His clean, masculine scent intoxicated me as much as his luscious mouth did. I accepted his tongue greedily, wanting anything he'd give me. He touched mine tentatively before slowly swirling it, playing lightly with mine, taunting my tongue with his mouth where he sucked gently and tickled with light, short, kisses.

"Mmm… Heero." I moaned; the both of us out of breath despite having broke apart many times for air. God, where had he learned to kiss so well or has it been so long since we last kissed?

"I've missed that." He kissed me softly, but quickly again before resting his forehead against mine so I could see only his navy eyes. Silently, we both mouthed, "I'm sorry" before sealing our apologies and forgiveness with another light kiss. I don't think I'll ever grow tired to his delicious kisses.

It makes me euphoric; this lightheadedness, warmth and pleasant haziness. It makes me forget everything else and all I can concentrate on is Heero and everything he's doing to my body and me.

~*~*~*~*~*~*~*~*~*~

"Hey, Heero?"

"Hm." We were lazily snuggled on his cushy couch and I didn't want to budge an inch.

"I don't suppose you taught your dog to light the fireplace?"

He snorted out an endearing "baka". "Are you cold?"

"Kinda." I've always had a tendency to feel colder than normal people.

I half sighed and half purred contently when he pulled me closer against his warm body and wrapped his arms tighter around me.

"Hey, Heero." I asked again.

"Hm?"

"Did you… do you really want a child?" I was just curious. Just 'cause, you know, people sometimes get to that point in life where they're ready to start a family, where they really wanted to have a child of their own. I couldn't give Heero a child, obviously not. And I hope he wouldn't resent it.

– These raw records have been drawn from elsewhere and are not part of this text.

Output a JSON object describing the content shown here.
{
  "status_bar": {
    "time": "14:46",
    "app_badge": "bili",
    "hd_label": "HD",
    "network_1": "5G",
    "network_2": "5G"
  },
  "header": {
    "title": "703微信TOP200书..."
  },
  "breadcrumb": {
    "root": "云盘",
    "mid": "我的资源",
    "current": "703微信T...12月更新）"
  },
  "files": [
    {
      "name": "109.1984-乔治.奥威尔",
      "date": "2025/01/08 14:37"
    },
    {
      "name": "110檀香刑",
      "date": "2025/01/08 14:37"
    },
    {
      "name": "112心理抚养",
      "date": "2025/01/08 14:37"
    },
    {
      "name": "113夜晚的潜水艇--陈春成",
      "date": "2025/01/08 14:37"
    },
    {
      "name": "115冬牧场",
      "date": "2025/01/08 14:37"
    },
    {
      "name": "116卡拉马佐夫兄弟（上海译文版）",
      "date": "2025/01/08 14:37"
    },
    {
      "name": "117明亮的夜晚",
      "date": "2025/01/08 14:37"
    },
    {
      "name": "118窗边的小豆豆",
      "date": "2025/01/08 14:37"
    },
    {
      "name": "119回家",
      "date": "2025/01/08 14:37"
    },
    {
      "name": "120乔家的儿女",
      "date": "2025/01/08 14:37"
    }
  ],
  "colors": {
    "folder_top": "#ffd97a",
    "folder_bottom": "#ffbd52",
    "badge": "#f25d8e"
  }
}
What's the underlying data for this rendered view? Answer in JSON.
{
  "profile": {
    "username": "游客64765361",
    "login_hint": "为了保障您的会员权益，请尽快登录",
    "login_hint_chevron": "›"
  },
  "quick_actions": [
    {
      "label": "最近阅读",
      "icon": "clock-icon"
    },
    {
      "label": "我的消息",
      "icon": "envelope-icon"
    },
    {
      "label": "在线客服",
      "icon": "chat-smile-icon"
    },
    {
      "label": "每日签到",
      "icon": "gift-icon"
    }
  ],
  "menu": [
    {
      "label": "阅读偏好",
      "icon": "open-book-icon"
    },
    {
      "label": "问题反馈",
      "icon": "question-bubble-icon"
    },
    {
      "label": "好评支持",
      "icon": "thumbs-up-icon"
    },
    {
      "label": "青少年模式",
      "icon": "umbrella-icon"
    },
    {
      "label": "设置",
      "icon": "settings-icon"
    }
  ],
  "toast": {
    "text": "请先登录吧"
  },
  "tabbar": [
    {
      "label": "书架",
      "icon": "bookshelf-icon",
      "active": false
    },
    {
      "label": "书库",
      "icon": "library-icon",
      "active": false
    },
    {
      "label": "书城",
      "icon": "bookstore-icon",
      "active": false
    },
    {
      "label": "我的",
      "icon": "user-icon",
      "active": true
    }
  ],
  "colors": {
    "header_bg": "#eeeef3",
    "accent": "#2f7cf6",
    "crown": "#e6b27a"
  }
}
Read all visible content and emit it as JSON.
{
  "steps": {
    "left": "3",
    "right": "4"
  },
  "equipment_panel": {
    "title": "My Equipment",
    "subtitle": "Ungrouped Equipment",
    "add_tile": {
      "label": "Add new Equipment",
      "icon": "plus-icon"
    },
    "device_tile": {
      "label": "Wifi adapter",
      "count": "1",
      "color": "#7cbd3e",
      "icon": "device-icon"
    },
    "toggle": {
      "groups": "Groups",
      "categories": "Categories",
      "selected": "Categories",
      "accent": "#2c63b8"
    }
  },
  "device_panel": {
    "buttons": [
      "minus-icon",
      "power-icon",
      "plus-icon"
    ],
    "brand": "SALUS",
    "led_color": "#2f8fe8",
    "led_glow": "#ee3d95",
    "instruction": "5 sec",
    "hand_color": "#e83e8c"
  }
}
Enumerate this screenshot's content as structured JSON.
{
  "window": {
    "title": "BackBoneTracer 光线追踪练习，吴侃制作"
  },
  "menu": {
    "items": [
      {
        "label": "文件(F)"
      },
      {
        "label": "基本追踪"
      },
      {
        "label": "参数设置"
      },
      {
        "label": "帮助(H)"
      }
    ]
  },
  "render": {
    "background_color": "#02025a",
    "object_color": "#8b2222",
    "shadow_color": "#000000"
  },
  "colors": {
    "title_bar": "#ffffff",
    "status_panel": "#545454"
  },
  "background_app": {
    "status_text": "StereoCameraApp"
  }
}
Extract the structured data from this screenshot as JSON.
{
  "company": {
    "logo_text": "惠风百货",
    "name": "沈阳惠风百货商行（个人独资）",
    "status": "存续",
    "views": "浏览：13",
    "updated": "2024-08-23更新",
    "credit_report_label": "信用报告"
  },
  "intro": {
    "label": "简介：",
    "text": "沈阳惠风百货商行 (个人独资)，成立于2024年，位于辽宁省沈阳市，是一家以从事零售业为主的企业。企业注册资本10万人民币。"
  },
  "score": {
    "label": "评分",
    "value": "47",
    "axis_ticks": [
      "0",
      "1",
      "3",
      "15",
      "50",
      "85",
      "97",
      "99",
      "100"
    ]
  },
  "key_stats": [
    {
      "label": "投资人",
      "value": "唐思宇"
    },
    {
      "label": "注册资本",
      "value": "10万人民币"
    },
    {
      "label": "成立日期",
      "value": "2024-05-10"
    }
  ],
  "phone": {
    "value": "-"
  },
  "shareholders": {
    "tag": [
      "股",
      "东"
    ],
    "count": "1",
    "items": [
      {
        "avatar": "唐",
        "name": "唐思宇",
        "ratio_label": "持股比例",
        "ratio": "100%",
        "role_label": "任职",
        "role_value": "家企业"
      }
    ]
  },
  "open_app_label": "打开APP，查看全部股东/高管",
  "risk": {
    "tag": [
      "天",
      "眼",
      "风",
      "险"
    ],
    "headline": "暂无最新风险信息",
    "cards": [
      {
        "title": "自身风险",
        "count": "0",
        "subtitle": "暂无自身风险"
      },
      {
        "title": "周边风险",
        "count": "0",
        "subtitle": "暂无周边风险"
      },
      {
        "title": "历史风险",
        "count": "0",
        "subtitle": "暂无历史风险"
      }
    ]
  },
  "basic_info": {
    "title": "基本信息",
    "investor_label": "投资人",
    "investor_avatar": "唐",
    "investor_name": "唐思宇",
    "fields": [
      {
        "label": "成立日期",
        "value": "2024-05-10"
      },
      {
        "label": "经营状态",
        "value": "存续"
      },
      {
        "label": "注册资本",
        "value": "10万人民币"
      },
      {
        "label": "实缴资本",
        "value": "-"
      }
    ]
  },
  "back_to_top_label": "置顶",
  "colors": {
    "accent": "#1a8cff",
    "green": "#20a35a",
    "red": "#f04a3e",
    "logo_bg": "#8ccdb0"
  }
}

Heero took a serious minute to think before shaking his head slowly. "No, not yet. All I really want right now… is you." I looked up from resting my head on his shoulder. It's not often when he's romantic or poetic, but when he is, it's the sweetest thing EVER! He blushed so it reached the tips of his ears and his thin lips automatically give a nervous almost lopsided smile. I wish I had a camera.

"Well, what would you have wanted anyhow? A boy or girl?"

"Girl." I raised my eyebrow skeptically. He's not the type who could survive a tea party or dance recital. Psh, it's not like he even has a sense of fashion. Then he thought about it again. "Boy or girl, it doesn't really matter, ne?" He replied undecidedly. "Just as long as she has your eyes or your smile. I'd like that." Oh that was endearingly sweet. I could almost cry right now. "But," he smirked, quickly kissing me on the nose, "hopefully, she won't talk as much as you do." I "humphed" and stuck my tongue at him.

He took the opportunity to steal a kiss. One of many more to come.